Key Points

  • AI-powered fraud shifts cybersecurity risk from systems to human decision-making, as speed, pressure, and trust let deception succeed without breaching infrastructure.

  • Amit Basu, VP, CIO & CISO at International Seaways, discussed how skipped verification and overconfidence in identity controls drive many costly breaches.

  • Organizations protect themselves by treating identity as critical, enforcing trust-then-verify processes, and using continuous verification to detect and stop attacks in minutes, not hours.

Cybersecurity’s frontline has moved straight into human decision-making. Modern attackers use AI to craft flawless, hyper-personalized messages that mimic colleagues, executives, and trusted partners through text, voice, and video. These tactics render old warning signs meaningless and expose a deeper weakness inside organizations. Breakdowns happen when pressure and convenience short-circuit established processes, allowing deception to succeed without ever touching a firewall.

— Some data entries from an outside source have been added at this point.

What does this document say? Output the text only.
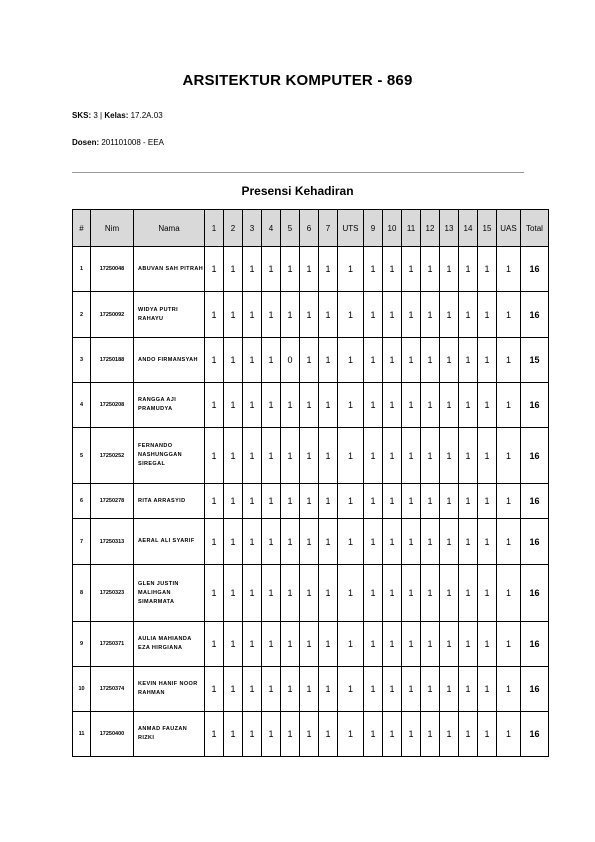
ARSITEKTUR KOMPUTER - 869
SKS: 3 | Kelas: 17.2A.03
Dosen: 201101008 - EEA
Presensi Kehadiran
#	Nim	Nama	1	2	3	4	5	6	7	UTS	9	10	11	12	13	14	15	UAS	Total
1	17250048	ABUVAN SAH PITRAH	1	1	1	1	1	1	1	1	1	1	1	1	1	1	1	1	16
2	17250092	WIDYA PUTRI RAHAYU	1	1	1	1	1	1	1	1	1	1	1	1	1	1	1	1	16
3	17250188	ANDO FIRMANSYAH	1	1	1	1	0	1	1	1	1	1	1	1	1	1	1	1	15
4	17250208	RANGGA AJI PRAMUDYA	1	1	1	1	1	1	1	1	1	1	1	1	1	1	1	1	16
5	17250252	FERNANDO NASHUNGGAN SIREGAL	1	1	1	1	1	1	1	1	1	1	1	1	1	1	1	1	16
6	17250278	RITA ARRASYID	1	1	1	1	1	1	1	1	1	1	1	1	1	1	1	1	16
7	17250313	AERAL ALI SYARIF	1	1	1	1	1	1	1	1	1	1	1	1	1	1	1	1	16
8	17250323	GLEN JUSTIN MALIHGAN SIMARMATA	1	1	1	1	1	1	1	1	1	1	1	1	1	1	1	1	16
9	17250371	AULIA MAHIANDA EZA HIRGIANA	1	1	1	1	1	1	1	1	1	1	1	1	1	1	1	1	16
10	17250374	KEVIN HANIF NOOR RAHMAN	1	1	1	1	1	1	1	1	1	1	1	1	1	1	1	1	16
11	17250400	ANMAD FAUZAN RIZKI	1	1	1	1	1	1	1	1	1	1	1	1	1	1	1	1	16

Amit Basu is Vice President, CIO, and CISO for International Seaways, one of the world’s largest energy transportation companies, with more than 30 years of global experience across IT and cybersecurity. He leads the company’s digital transformation and enterprise cyber resilience efforts and serves on cybersecurity advisory boards at Pace University and Ithaca College. As a Founding Member of the Professional Association of CISOs, Basu operates at the intersection of academic thinking and operational risk, where security theory is constantly tested by real-world pressure.

"It’s often convenience and complacency that cost us, not a lack of technology. It's not enough to trust what we see or hear; it has to be substantial proof," Basu said. Under pressure, employees defer to urgency and authority, bypassing verification steps designed to protect the business. When that happens, even mature security programs fail, leaving organizations exposed to attacks that succeed through persuasion rather than technical force.

  • The urgency illusion: "Fake urgency, like quarter-end pressures, drives mistakes. These sham urgencies need to go, and employees who question unusual requests should be encouraged," Basu said. Creating a culture where employees feel safe to flag unusual requests is critical to preventing costly errors.

  • Identity crisis: Many high-profile breaches trace back to skipped procedures rather than missing tools, Basu said, pointing to a widely reported case where finance executives transferred more than $20 million after a deepfake call that a simple callback verification could have stopped. "The danger is assuming identity has already been proven. People believe multifactor authentication will always work, but as identity becomes the primary attack surface, that kind of trust creates blind spots attackers are quick to exploit."

  • Trust issues: "Every time I do something unusual, the system should ask me again," he continued, describing approaches like adaptive authentication and continuous verification. "The system can challenge you differently depending on where you’re logging in from, the time of access, or the resources you’re trying to reach." For high-risk actions, he advocated layered, out-of-band confirmation, such as a phone call or secondary approval, to ensure the request is legitimate.

"It’s often convenience and complacency that cost us, not a lack of technology. It's not enough to trust what we see or hear; it has to be substantial proof."

Amit Basu

VP, CIO, CISO
International Seaways

Leadership ultimately determines whether identity risk is taken seriously or quietly tolerated. When senior executives underestimate identity fraud or fail to follow the same controls expected of employees, it signals that security is negotiable. Based on ongoing conversations with fellow CISOs, Basu says this gap remains widespread, especially at the board level, where cybersecurity is still framed as a technical concern rather than a business risk with direct financial consequences.

  • Seconds, not hours: "If your response time to an identity breach is measured in hours or days, you have already lost," Basu warned. "We must be able to detect and respond in seconds, or minutes at most." Speed is just as critical as verification. For sensitive roles, Basu insisted on phishing-resistant MFA tokens based on FIDO standards, paired with Identity Threat Detection and Response capabilities that can reduce detection time.

  • Digital body language: In complex environments like the global maritime supply chain, where brokers, port agents, and third parties multiply identity risk, Basu framed the challenge as a constant stress test for access controls. "It's very difficult for an AI to fake human behavior over long periods of time," he said, pointing to signals such as keystrokes, mouse movements, and access patterns. Continuous authentication built around this digital body language allows organizations to spot impersonation early and disrupt attacks that rely on maintaining a stolen identity rather than breaching a system outright.

AI now sits at the center of modern cybersecurity, amplifying both risk and resilience. It has stripped away the margin for error, rewarding attackers who move fast and punishing organizations that rely on trust without verification. At the same time, it offers defenders new ways to see patterns, surface anomalies, and respond at a speed no human team can sustain. The outcome depends less on the tools themselves and more on whether organizations anchor them to discipline, accountability, and proof.

"AI has turned deception into a perfect crime," Basu said. "It can generate tens or hundreds of thousands of hyper-personalized attacks at virtually no cost, with a level of precision humans could never reach." But the balance can shift. "Used correctly, AI gives defenders visibility and speed that humans alone can’t match. It changes what’s possible in detection and response."